Bogus beef. Fake fish. Dodgy vodka.
A survey of fish by the authority in 2011 found that almost one in five products was labelled incorrectly. Of the 111 samples analysed, almost a fifth were labelled as cod when in fact they contained cheaper fish, such as pollock or smelt.
Take-aways were the worst offenders with almost a third of fish on sale mislabelled. Another investigation involving genetic testing found that wild salmon was actually farmed salmon.
This may sound familiar: more than 10 years ago, the authority took 30 samples of chicken fillets imported from the Netherlands and found foreign DNA in 17 samples. Seven contained DNA from cattle, seven contained pig DNA, and three chicken samples contained both cattle and pig.
Another investigation by the authority found that five out of 20 randomly selected Irish honeys were not Irish. How could it tell? The pollens found in the honey came from plants such as eucalyptus and echium – plants you wouldn’t expect to see in Irish gardens.
Eating Chinese honey when you believe it to be Irish honey is not going to kill you, but some cases of food fraud have involved multiple deaths. The Czech Republic is still dealing with the fallout from last year’s contamination of alcohol products with industrial methanol. It was blamed for about 40 deaths in the Czech Republic and elsewhere.
The counterfeit vodka and rum was sold in markets, restaurants and pubs and led to a ban on the sale of drinks with an alcohol content above 20 per cent.
In a scandal in China in 2008, melamine in infant formula killed at least six babies and sickened hundreds of thousands. The chemical, which causes kidney stones in young children, was added to milk to artificially enhance protein readings.
In an attempt to identify problematic food ingredients, the US Pharmacopeial Convention has set up a database – foodfraud.org– that gathers incidents of food fraud from all over the world. Its records show cases of melamine adulteration dating back to 1979, so if the database had existed earlier, perhaps the infant formula scandal would never have happened.

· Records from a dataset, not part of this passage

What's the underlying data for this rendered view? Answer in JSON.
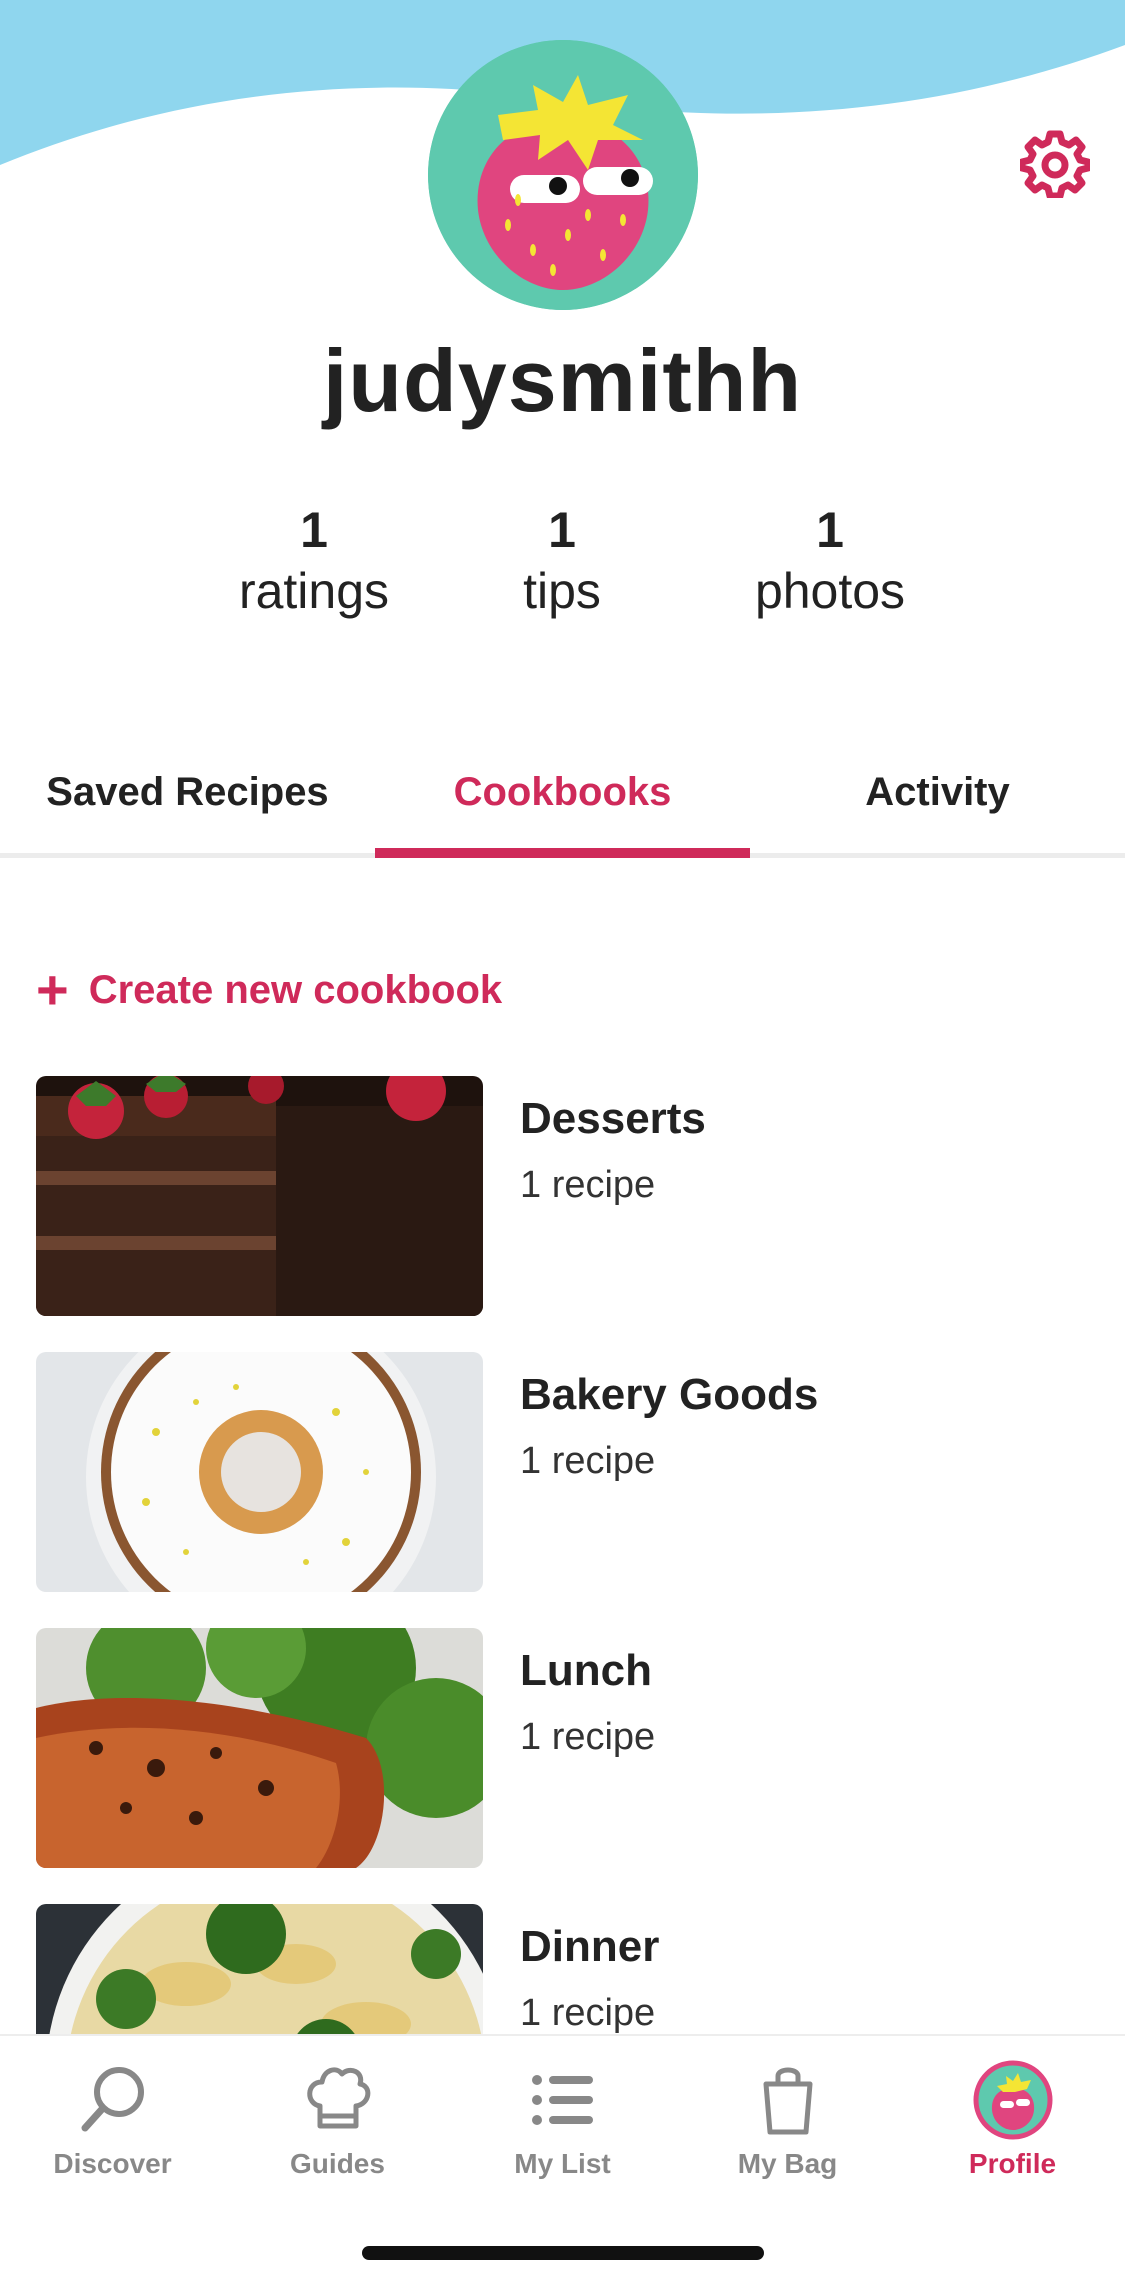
{
  "profile": {
    "username": "judysmithh",
    "stats": [
      {
        "value": "1",
        "label": "ratings"
      },
      {
        "value": "1",
        "label": "tips"
      },
      {
        "value": "1",
        "label": "photos"
      }
    ]
  },
  "tabs": [
    {
      "label": "Saved Recipes",
      "active": false
    },
    {
      "label": "Cookbooks",
      "active": true
    },
    {
      "label": "Activity",
      "active": false
    }
  ],
  "create_cookbook": {
    "icon": "plus-icon",
    "label": "Create new cookbook"
  },
  "cookbooks": [
    {
      "name": "Desserts",
      "count": "1 recipe"
    },
    {
      "name": "Bakery Goods",
      "count": "1 recipe"
    },
    {
      "name": "Lunch",
      "count": "1 recipe"
    },
    {
      "name": "Dinner",
      "count": "1 recipe"
    }
  ],
  "bottom_nav": [
    {
      "label": "Discover",
      "icon": "search-icon",
      "active": false
    },
    {
      "label": "Guides",
      "icon": "chef-hat-icon",
      "active": false
    },
    {
      "label": "My List",
      "icon": "list-icon",
      "active": false
    },
    {
      "label": "My Bag",
      "icon": "bag-icon",
      "active": false
    },
    {
      "label": "Profile",
      "icon": "avatar-icon",
      "active": true
    }
  ],
  "colors": {
    "accent": "#cf2a5a",
    "header_wave": "#8fd6ee",
    "avatar_bg": "#5ec9ae",
    "inactive_nav": "#888888"
  }
}
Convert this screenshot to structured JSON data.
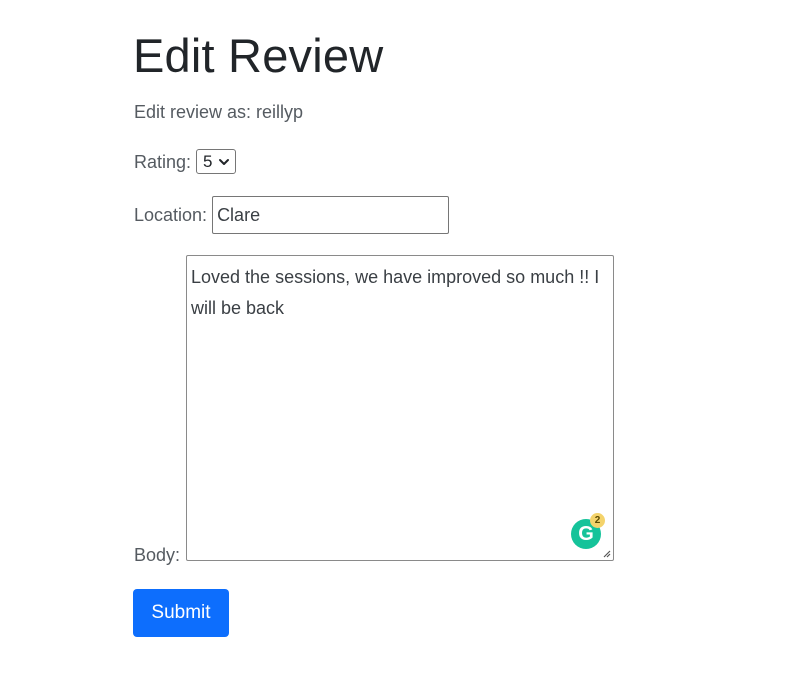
{
  "page": {
    "title": "Edit Review",
    "subtitle": "Edit review as: reillyp"
  },
  "form": {
    "rating_label": "Rating:",
    "rating_value": "5",
    "location_label": "Location:",
    "location_value": "Clare",
    "body_label": "Body:",
    "body_value": "Loved the sessions, we have improved so much !! I will be back",
    "submit_label": "Submit"
  },
  "grammarly": {
    "icon": "grammarly-icon",
    "glyph": "G",
    "badge_count": "2",
    "color": "#15c39a"
  },
  "colors": {
    "primary": "#0d6efd",
    "text": "#212529",
    "muted": "#555b61"
  }
}
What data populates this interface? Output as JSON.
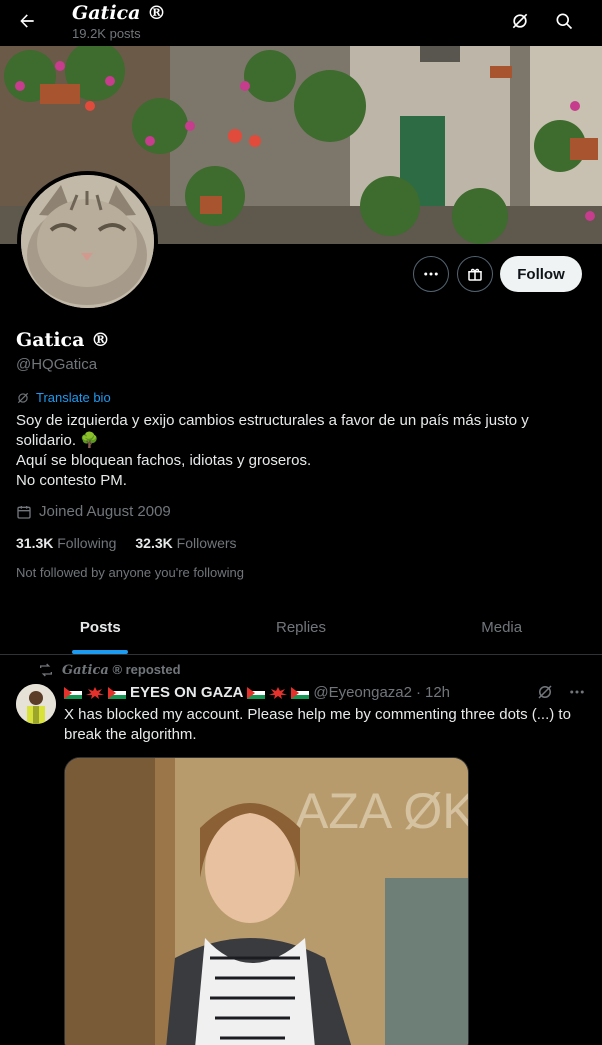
{
  "header": {
    "name": "Gatica ®",
    "post_count": "19.2K posts"
  },
  "profile": {
    "display_name": "Gatica ®",
    "handle": "@HQGatica",
    "translate_label": "Translate bio",
    "bio": "Soy  de izquierda y exijo cambios estructurales a favor de un país más justo y solidario. 🌳\nAquí se bloquean fachos, idiotas y groseros.\nNo contesto PM.",
    "joined": "Joined August 2009",
    "following_count": "31.3K",
    "following_label": "Following",
    "followers_count": "32.3K",
    "followers_label": "Followers",
    "not_followed": "Not followed by anyone you're following",
    "follow_label": "Follow"
  },
  "tabs": [
    {
      "label": "Posts",
      "active": true
    },
    {
      "label": "Replies",
      "active": false
    },
    {
      "label": "Media",
      "active": false
    }
  ],
  "post": {
    "repost_name": "Gatica",
    "repost_suffix": "® reposted",
    "author_name": "EYES ON GAZA",
    "author_handle": "@Eyeongaza2",
    "time": "12h",
    "text": "X has blocked my account. Please help me by commenting three dots (...) to break the algorithm.",
    "media_text": "AZA ØKKE"
  },
  "icons": {
    "back": "back-arrow-icon",
    "grok": "grok-icon",
    "search": "search-icon",
    "more": "more-dots-icon",
    "subscribe": "subscribe-gift-icon",
    "calendar": "calendar-icon",
    "repost": "repost-icon"
  },
  "colors": {
    "accent": "#1d9bf0",
    "background": "#000000",
    "muted": "#71767b"
  }
}
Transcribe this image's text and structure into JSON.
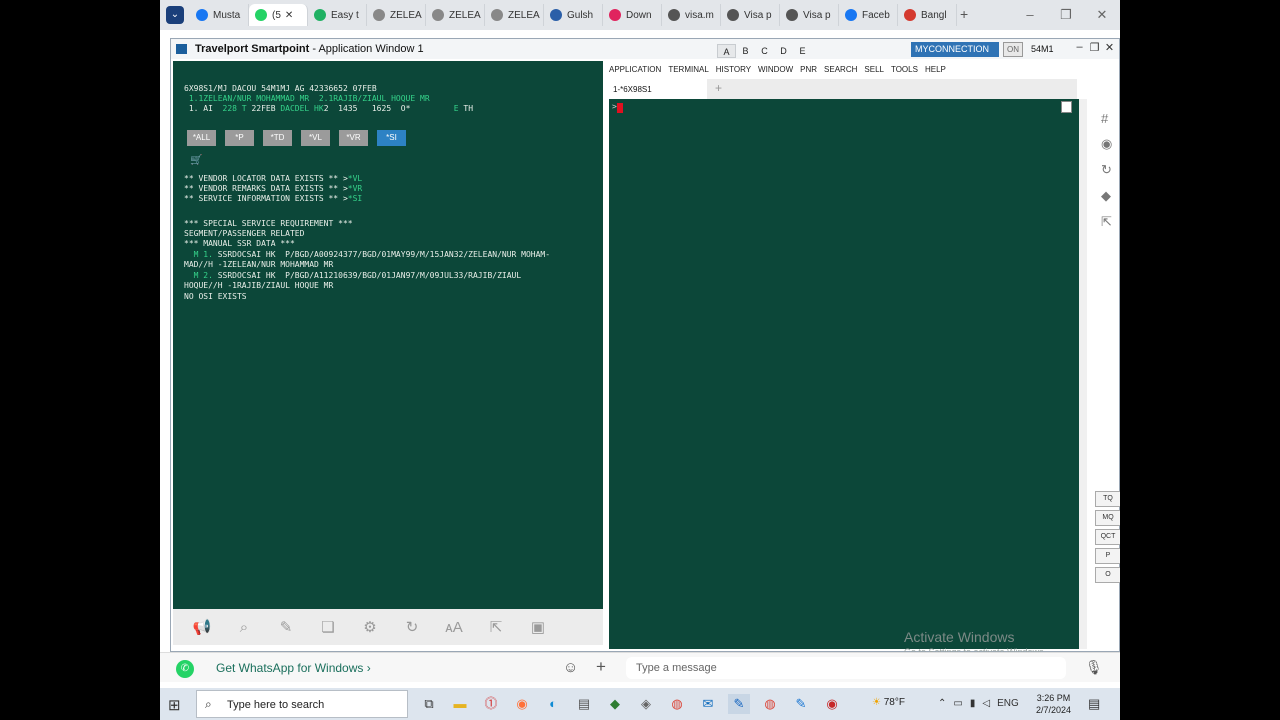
{
  "browser": {
    "tabs": [
      {
        "label": "Musta",
        "icon": "facebook-icon",
        "color": "#1877f2"
      },
      {
        "label": "(5",
        "icon": "whatsapp-icon",
        "color": "#25d366",
        "active": true
      },
      {
        "label": "Easy t",
        "icon": "s-icon",
        "color": "#20b163"
      },
      {
        "label": "ZELEA",
        "icon": "globe-icon",
        "color": "#888888"
      },
      {
        "label": "ZELEA",
        "icon": "globe-icon",
        "color": "#888888"
      },
      {
        "label": "ZELEA",
        "icon": "globe-icon",
        "color": "#888888"
      },
      {
        "label": "Gulsh",
        "icon": "cam-icon",
        "color": "#2b5fa8"
      },
      {
        "label": "Down",
        "icon": "heart-icon",
        "color": "#e0245e"
      },
      {
        "label": "visa.m",
        "icon": "page-icon",
        "color": "#555555"
      },
      {
        "label": "Visa p",
        "icon": "page-icon",
        "color": "#555555"
      },
      {
        "label": "Visa p",
        "icon": "page-icon",
        "color": "#555555"
      },
      {
        "label": "Faceb",
        "icon": "facebook-icon",
        "color": "#1877f2"
      },
      {
        "label": "Bangl",
        "icon": "bangla-icon",
        "color": "#d43a2f"
      }
    ]
  },
  "travelport": {
    "title_bold": "Travelport Smartpoint",
    "title_rest": " - Application Window 1",
    "tabs": [
      "A",
      "B",
      "C",
      "D",
      "E"
    ],
    "connection": "MYCONNECTION",
    "on_label": "ON",
    "pcc": "54M1",
    "menu": [
      "APPLICATION",
      "TERMINAL",
      "HISTORY",
      "WINDOW",
      "PNR",
      "SEARCH",
      "SELL",
      "TOOLS",
      "HELP"
    ],
    "terminal_tab": "1-*6X98S1",
    "prompt": ">",
    "quick_buttons": [
      "*ALL",
      "*P",
      "*TD",
      "*VL",
      "*VR",
      "*SI"
    ],
    "response": {
      "header": "6X98S1/MJ DACOU 54M1MJ AG 42336652 07FEB",
      "names": " 1.1ZELEAN/NUR MOHAMMAD MR  2.1RAJIB/ZIAUL HOQUE MR",
      "seg_num": " 1. AI  ",
      "seg_flight": "228 T",
      "seg_date": " 22FEB ",
      "seg_route": "DACDEL HK",
      "seg_rest": "2  1435   1625  O*         ",
      "seg_e": "E",
      "seg_th": " TH",
      "vl_text": "** VENDOR LOCATOR DATA EXISTS ** >",
      "vl_link": "*VL",
      "vr_text": "** VENDOR REMARKS DATA EXISTS ** >",
      "vr_link": "*VR",
      "si_text": "** SERVICE INFORMATION EXISTS ** >",
      "si_link": "*SI",
      "ssr_title": "*** SPECIAL SERVICE REQUIREMENT ***",
      "ssr_seg": "SEGMENT/PASSENGER RELATED",
      "ssr_manual": "*** MANUAL SSR DATA ***",
      "ssr1_num": "  M 1.",
      "ssr1_a": " SSRDOCSAI HK  P/BGD/A00924377/BGD/01MAY99/M/15JAN32/ZELEAN/NUR MOHAM-",
      "ssr1_b": "MAD//H -1ZELEAN/NUR MOHAMMAD MR",
      "ssr2_num": "  M 2.",
      "ssr2_a": " SSRDOCSAI HK  P/BGD/A11210639/BGD/01JAN97/M/09JUL33/RAJIB/ZIAUL",
      "ssr2_b": "HOQUE//H -1RAJIB/ZIAUL HOQUE MR",
      "osi": "NO OSI EXISTS"
    },
    "side_buttons": [
      "TQ",
      "MQ",
      "QCT",
      "P",
      "O"
    ]
  },
  "watermark": {
    "line1": "Activate Windows",
    "line2": "Go to Settings to activate Windows."
  },
  "whatsapp": {
    "link": "Get WhatsApp for Windows",
    "placeholder": "Type a message"
  },
  "taskbar": {
    "search_placeholder": "Type here to search",
    "weather": "78°F",
    "lang": "ENG",
    "time": "3:26 PM",
    "date": "2/7/2024"
  }
}
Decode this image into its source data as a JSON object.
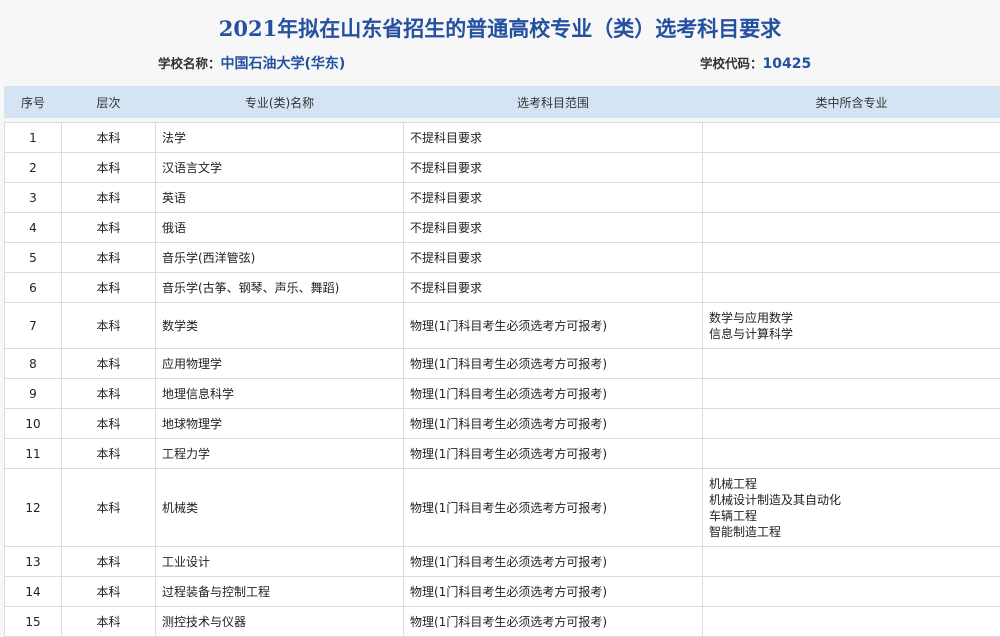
{
  "title": "2021年拟在山东省招生的普通高校专业（类）选考科目要求",
  "school": {
    "name_label": "学校名称：",
    "name": "中国石油大学(华东)",
    "code_label": "学校代码：",
    "code": "10425"
  },
  "headers": [
    "序号",
    "层次",
    "专业(类)名称",
    "选考科目范围",
    "类中所含专业"
  ],
  "rows": [
    {
      "no": "1",
      "level": "本科",
      "major": "法学",
      "req": "不提科目要求",
      "subs": []
    },
    {
      "no": "2",
      "level": "本科",
      "major": "汉语言文学",
      "req": "不提科目要求",
      "subs": []
    },
    {
      "no": "3",
      "level": "本科",
      "major": "英语",
      "req": "不提科目要求",
      "subs": []
    },
    {
      "no": "4",
      "level": "本科",
      "major": "俄语",
      "req": "不提科目要求",
      "subs": []
    },
    {
      "no": "5",
      "level": "本科",
      "major": "音乐学(西洋管弦)",
      "req": "不提科目要求",
      "subs": []
    },
    {
      "no": "6",
      "level": "本科",
      "major": "音乐学(古筝、钢琴、声乐、舞蹈)",
      "req": "不提科目要求",
      "subs": []
    },
    {
      "no": "7",
      "level": "本科",
      "major": "数学类",
      "req": "物理(1门科目考生必须选考方可报考)",
      "subs": [
        "数学与应用数学",
        "信息与计算科学"
      ]
    },
    {
      "no": "8",
      "level": "本科",
      "major": "应用物理学",
      "req": "物理(1门科目考生必须选考方可报考)",
      "subs": []
    },
    {
      "no": "9",
      "level": "本科",
      "major": "地理信息科学",
      "req": "物理(1门科目考生必须选考方可报考)",
      "subs": []
    },
    {
      "no": "10",
      "level": "本科",
      "major": "地球物理学",
      "req": "物理(1门科目考生必须选考方可报考)",
      "subs": []
    },
    {
      "no": "11",
      "level": "本科",
      "major": "工程力学",
      "req": "物理(1门科目考生必须选考方可报考)",
      "subs": []
    },
    {
      "no": "12",
      "level": "本科",
      "major": "机械类",
      "req": "物理(1门科目考生必须选考方可报考)",
      "subs": [
        "机械工程",
        "机械设计制造及其自动化",
        "车辆工程",
        "智能制造工程"
      ]
    },
    {
      "no": "13",
      "level": "本科",
      "major": "工业设计",
      "req": "物理(1门科目考生必须选考方可报考)",
      "subs": []
    },
    {
      "no": "14",
      "level": "本科",
      "major": "过程装备与控制工程",
      "req": "物理(1门科目考生必须选考方可报考)",
      "subs": []
    },
    {
      "no": "15",
      "level": "本科",
      "major": "测控技术与仪器",
      "req": "物理(1门科目考生必须选考方可报考)",
      "subs": []
    }
  ]
}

Prof Reilly says these food scandals have one thing in common: people are boosting profits by using cheaper raw materials. This was the reason the FSAI decided to carry out DNA testing of beef products. “It was against a background of increasing prices of raw materials used in food and animal-feed manufacture, and the global sourcing of ingredients. This can lead to a temptation to cut corners and to substitute cheaper raw materials for higher-priced ingredients,” Reilly says. And the longer the food supply chain, the higher the risk that something may go wrong.
He believes these scandals highlight the need for a robust food-control system that puts consumers’ interests first.
He says DNA testing will become the norm in Europe, if not globally, as a result of the horse-meat scandal. But he suspects fraudsters will always exist. “Food fraud will probably always be with us because of the nature of some people. If they think they can put something cheaper on the market, whether it’s a fake watch or TV, they will.”